(BLOOMINGTON) - The plan to use sharpshooters to kill deer at Griffy Lake Nature Preserve has cleared one of its last hurdles.
The Bloomington Board of Park Commissioners unanimously approved a $31,000 sharpshooting contract with White Buffalo Tuesday evening after hearing almost two hours of public input.
The contract will allow White Buffalo, a nonprofit wildlife management company, to schedule sharpshooting at the nature preserve from Nov. 15 to Feb. 28, 2015, and kill up to 100 deer during that time. It also specifies that all deer killed will be processed and the meat donated to Hoosier Hills Food Bank, and details how the effect of the cull will be measured. But before that can occur, the company is required to obtain special permits from the Indiana Department of Natural Resources.
In April, for the first time in at least 13 years, the Bloomington City Council voted 7-2 to override Mayor Mark Kruzan's veto on an ordinance that adds an exception to city code to allow for sharpshooting deer at Griffy Lake Nature Preserve.
The council initially passed the legislation April 9 with a 6-2-1 vote. Overturning the veto required a two-thirds majority -- or six votes -- from the council. It was Kruzan's first veto during his 10-year tenure.
The ordinance the council upheld adds an additional exception to a ban on discharging a firearm within city limits that applies to professional sharpshooters who have obtained the necessary permits from the Indiana Department of Natural Resources and are hired by the Bloomington Board of Park Commissioners. The exception does not allow the general public to shoot firearms at Griffy Lake.

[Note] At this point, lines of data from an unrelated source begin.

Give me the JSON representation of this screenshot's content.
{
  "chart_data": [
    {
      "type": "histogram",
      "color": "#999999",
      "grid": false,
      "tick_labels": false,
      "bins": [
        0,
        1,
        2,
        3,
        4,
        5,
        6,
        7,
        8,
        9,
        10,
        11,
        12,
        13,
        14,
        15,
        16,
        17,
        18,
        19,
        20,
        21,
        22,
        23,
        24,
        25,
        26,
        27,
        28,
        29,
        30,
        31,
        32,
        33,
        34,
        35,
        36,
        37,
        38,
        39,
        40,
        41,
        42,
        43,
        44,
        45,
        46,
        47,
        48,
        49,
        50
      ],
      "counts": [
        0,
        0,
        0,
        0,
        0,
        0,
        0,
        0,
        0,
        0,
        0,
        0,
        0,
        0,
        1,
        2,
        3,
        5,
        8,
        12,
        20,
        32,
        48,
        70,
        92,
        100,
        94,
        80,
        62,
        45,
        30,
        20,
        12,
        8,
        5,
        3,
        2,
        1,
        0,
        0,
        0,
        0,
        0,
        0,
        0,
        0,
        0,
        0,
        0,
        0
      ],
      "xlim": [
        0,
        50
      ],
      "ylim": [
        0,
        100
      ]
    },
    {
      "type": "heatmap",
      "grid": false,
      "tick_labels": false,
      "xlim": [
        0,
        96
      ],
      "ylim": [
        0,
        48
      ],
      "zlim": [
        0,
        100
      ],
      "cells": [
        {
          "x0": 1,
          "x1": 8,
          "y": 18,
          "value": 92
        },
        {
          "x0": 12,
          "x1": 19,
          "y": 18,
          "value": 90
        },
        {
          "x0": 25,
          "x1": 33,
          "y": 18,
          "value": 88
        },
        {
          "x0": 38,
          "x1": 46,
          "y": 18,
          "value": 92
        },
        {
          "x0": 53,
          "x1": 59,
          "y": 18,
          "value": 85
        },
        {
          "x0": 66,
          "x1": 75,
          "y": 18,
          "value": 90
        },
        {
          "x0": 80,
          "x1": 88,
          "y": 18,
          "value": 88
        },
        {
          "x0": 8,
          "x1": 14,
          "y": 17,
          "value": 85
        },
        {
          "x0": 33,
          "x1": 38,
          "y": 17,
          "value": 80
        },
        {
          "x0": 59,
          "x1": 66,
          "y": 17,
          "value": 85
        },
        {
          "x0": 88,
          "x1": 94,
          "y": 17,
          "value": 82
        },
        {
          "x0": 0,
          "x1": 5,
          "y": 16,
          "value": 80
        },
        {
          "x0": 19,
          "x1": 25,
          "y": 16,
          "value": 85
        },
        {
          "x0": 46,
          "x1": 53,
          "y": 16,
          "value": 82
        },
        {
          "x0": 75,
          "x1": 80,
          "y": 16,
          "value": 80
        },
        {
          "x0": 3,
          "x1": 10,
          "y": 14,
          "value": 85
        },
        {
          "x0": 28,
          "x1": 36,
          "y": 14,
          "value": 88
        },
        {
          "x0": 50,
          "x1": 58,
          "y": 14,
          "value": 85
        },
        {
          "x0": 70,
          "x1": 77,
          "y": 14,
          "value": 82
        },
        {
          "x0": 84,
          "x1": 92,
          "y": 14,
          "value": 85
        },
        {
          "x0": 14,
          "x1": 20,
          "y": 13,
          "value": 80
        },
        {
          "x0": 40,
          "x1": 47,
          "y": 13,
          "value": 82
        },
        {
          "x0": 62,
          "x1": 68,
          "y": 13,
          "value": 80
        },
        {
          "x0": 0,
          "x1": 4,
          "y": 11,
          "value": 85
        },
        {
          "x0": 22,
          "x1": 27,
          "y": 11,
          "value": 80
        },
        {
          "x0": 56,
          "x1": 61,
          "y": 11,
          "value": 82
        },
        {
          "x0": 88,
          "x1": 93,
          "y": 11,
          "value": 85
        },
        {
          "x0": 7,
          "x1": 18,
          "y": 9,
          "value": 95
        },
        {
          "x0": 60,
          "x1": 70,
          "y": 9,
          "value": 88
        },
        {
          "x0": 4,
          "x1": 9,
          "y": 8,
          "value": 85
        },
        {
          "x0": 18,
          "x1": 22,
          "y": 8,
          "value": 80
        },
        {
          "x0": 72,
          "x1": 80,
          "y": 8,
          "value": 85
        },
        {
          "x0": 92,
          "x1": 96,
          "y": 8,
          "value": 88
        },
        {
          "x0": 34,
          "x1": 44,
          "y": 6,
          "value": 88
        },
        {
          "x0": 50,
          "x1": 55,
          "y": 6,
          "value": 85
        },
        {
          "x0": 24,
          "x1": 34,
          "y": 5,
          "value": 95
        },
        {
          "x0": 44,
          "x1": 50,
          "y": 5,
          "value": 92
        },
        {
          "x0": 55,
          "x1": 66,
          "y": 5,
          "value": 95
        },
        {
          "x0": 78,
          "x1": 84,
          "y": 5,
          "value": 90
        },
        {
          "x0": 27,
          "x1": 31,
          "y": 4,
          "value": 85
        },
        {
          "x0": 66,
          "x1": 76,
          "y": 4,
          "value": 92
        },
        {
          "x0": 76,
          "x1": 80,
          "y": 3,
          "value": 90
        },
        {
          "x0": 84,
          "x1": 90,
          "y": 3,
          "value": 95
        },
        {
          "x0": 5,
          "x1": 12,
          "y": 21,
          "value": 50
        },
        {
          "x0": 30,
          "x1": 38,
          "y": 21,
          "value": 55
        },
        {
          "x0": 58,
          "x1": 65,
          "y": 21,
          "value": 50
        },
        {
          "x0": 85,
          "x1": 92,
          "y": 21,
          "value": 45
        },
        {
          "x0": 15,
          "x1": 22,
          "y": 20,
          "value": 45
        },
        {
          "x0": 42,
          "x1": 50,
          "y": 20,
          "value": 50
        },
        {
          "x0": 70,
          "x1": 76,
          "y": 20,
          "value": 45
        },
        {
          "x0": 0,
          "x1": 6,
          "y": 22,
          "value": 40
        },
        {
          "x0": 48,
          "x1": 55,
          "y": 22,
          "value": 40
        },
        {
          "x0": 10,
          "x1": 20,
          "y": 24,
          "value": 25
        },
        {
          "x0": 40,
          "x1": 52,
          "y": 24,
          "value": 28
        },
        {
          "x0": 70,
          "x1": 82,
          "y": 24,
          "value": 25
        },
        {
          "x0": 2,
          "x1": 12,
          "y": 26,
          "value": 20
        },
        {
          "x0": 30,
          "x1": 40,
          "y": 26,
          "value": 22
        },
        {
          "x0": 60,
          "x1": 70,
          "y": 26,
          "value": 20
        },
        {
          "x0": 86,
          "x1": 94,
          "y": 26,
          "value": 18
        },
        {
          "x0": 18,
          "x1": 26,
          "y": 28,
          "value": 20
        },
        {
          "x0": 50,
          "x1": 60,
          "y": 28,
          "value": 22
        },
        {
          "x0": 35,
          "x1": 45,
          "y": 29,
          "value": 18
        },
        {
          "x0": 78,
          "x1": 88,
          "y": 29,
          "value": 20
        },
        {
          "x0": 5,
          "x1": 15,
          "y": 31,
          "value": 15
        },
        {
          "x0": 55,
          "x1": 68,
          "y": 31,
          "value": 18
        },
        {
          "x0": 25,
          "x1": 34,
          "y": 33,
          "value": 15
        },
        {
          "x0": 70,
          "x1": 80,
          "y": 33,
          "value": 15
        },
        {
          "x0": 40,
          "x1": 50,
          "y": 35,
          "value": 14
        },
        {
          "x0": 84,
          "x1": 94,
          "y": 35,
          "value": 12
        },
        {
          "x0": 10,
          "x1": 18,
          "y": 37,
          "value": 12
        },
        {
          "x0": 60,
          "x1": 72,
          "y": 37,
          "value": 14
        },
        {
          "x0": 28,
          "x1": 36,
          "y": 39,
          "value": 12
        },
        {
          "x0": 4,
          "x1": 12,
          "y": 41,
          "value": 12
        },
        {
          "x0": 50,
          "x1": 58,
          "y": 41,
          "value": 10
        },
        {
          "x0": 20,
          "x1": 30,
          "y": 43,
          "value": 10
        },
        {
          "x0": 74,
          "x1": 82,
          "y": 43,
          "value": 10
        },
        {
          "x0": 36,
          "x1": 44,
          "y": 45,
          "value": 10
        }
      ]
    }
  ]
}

Council member Dave Rollo authored the legislation to reduce the deer population surrounding the lake.
Indiana University biology professors Keith Clay and Angie Shelton told council members that research shows an overabundance of deer in the area that's causing ecosystem damage.
The recommendation to use sharpshooting came from the Bloomington-Monroe County Deer Task Force report. The sharpshooting would likely occur between November and February.
Opponents questioned whether killing deer would be a long-term solution and whether the problem as Griffy Lake was that severe.